March 09, 2010

Death Watch, 2010

Boyfriend and I have been sitting close to Faux Ma during her final days. It’s actually been a fascinating journey except for one thing…Faux Pa.

OK, I know people deal with death differently. Everyone grieves uniquely. And the grieving process can begin before a death, as in this case with Faux Ma. She was diagnosed with cancer in 2006. She was in remission after a big series of chemotherapy. Then right before Thanksgiving of 2009 it was discovered the cancer had returned.

Faux Ma has been taking care of doing everything for Faux Pa for at least the last decade. He has been showing definite signs of dementia for quite a while. Nothing has ever been done about this dementia; in fact, Faux Ma did her darnedest for years to cover up his mental decline. By the time she had reached the point where she couldn’t take care of do everything for Faux Pa and Boyfriend and I were spending more time around him during the Death Watch, we discovered things were much worse than we suspected.

But life is full of surprises and Faux Pa’s mental incapacity is just one of those surprises. We’re rolling with it, fully aware that the minute Faux Ma floats into the great beyond Faux Pa will be coerced into the car and taken to the nearest neurologist so we can work with an actual diagnosis.

Until that time he’s dealing with the death of his wife. I have to keep reminding myself he is incapacitated. He is impaired. He is totally, completely, utterly getting on my last nerve.

I am fully aware that I’m going straight to hell because of all the thoughts I’ve been having, picking on an 85-year-old man with the mental capacity of a 7-year-old. Don’t lecture me about having compassion or getting bad karma. I can’t help it. And I’m pretty sure the reason he bugs me so much is because I’m deathly afraid he is what Boyfriend will someday become. ARGH!

For one thing, Faux Pa thinks it must be completely silent in the death house. Silent and dark with no moving air. He believes we are to sit around Faux Ma and simply watch silently as she dies. So when Boyfriend or I try to encourage Faux Ma to express herself, what she’s feeling and seeing (and she’s seeing a lot more around the house than any of us, let me tell you), or if we give words of encouragement that it’s okay for her to let go Faux Pa gets all agitated and annoyed. The poor woman is trying to articulate something, and instead of having the patience to let her just get it out, Faux Pa interrupts and says over and over and over again, just relax and rest. Not only does he not want any of us to make noise, he doesn’t want to hear his wife’s last words. Know why? Because they will be her last words. I’m pretty sure he thinks if she isn’t talking or being talked to she will live forever.

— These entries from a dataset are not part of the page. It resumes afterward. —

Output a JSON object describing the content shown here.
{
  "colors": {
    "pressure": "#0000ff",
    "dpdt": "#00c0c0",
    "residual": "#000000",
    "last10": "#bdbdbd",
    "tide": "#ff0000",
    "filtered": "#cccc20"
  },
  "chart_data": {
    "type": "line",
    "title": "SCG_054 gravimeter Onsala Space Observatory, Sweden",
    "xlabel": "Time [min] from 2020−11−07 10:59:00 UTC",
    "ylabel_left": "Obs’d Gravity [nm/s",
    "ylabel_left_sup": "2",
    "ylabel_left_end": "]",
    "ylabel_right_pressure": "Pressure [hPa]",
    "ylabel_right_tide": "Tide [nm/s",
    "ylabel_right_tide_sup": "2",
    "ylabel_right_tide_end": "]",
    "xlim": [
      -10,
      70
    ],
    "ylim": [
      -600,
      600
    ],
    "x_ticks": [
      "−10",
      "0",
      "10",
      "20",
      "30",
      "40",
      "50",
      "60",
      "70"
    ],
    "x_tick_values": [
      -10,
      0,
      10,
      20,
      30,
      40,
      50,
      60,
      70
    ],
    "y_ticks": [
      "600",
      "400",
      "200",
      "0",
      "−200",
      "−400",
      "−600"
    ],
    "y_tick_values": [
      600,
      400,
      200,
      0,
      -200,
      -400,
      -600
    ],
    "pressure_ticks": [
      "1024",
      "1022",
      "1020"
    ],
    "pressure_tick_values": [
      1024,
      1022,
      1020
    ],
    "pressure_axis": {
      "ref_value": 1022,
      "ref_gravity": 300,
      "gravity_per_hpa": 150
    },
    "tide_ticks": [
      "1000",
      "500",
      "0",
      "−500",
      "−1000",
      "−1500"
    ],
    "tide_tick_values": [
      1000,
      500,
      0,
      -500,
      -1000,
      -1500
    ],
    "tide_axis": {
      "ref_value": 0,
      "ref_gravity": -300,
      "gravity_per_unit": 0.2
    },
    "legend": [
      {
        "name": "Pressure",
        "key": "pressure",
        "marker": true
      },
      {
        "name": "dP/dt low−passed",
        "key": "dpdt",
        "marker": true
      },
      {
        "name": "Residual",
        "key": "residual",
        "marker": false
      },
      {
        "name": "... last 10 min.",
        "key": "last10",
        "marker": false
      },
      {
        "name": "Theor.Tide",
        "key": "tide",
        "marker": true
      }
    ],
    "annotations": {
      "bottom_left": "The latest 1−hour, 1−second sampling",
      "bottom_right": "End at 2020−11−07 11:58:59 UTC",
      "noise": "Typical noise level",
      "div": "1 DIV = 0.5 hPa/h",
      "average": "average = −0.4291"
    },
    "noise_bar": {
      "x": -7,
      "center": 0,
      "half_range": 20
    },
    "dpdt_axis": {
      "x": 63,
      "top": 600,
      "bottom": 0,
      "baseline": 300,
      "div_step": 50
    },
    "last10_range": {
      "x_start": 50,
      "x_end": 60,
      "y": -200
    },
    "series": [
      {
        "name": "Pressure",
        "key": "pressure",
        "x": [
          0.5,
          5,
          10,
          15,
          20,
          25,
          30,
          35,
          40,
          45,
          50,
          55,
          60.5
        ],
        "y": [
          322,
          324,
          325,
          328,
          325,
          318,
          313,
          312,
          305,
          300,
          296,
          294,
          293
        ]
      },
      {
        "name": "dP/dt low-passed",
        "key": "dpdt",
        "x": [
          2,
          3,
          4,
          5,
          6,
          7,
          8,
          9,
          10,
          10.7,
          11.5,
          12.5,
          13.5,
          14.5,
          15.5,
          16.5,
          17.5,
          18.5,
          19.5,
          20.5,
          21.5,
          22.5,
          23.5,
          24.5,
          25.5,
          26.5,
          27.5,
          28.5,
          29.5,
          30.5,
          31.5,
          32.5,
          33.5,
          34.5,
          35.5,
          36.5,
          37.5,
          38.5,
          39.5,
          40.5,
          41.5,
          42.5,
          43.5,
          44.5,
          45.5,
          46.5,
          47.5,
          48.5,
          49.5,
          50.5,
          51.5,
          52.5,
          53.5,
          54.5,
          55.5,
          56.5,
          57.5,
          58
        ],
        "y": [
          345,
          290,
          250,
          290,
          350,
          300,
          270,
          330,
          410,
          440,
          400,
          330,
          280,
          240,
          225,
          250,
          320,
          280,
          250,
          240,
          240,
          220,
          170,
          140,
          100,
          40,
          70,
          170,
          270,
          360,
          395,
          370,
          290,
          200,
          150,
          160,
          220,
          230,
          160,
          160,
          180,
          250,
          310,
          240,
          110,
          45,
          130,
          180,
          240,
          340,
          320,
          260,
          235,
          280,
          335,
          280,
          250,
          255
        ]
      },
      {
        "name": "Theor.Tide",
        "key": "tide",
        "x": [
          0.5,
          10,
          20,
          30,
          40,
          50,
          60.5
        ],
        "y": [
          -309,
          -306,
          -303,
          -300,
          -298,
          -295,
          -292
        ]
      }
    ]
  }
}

So he just sits there at her side, devoted as he is. Faux Ma must have been awfully devoted too because Faux Pa doesn’t cease to reward her loyalty with the ultimate gesture of validation…petting. Yes, he pets his wife. With his fingertips. Constantly. It’s like he wants to comfort her but is afraid to touch her. It’s like he’s been married to her for over fifty years but has never been intimate with her. (Never mind Boyfriend’s existence.)

There is no way I can convey within the confines of a blog post the bizarreness of this couple’s history. Bizarre to me, at least. The lack of communication. The power struggles. The resentment. The dependency. What do I expect? Do I think Faux Pa should pull a Ryan O’Neal in Love Story and just hop into bed with the dying Faux Ma?  That would most likely drive me to poke forks in my eyes.

I can’t articulate my frustration with this man. I guess that makes me just as incapacitated as he is.


MaryAnn said...

You're not incapacitated, you were able to spot-on articulate why you're so frustrated - in the last sentence of the 6th paragraph. I know exactly how you feel as I have been in that place before myself. And just a reminder to self, in your own words - "everyone grieves uniquely." You may not be grieving for what is happening in the present, as much as for what is yet to come. It's okay, you're allowed.

Meredith said...

Oh MaryAnn, you are so wise. It's good to know I'm not the only one feeling like this from time to time. It's also good to know I am indeed somewhat articulate. Thanks for the words of encouragement.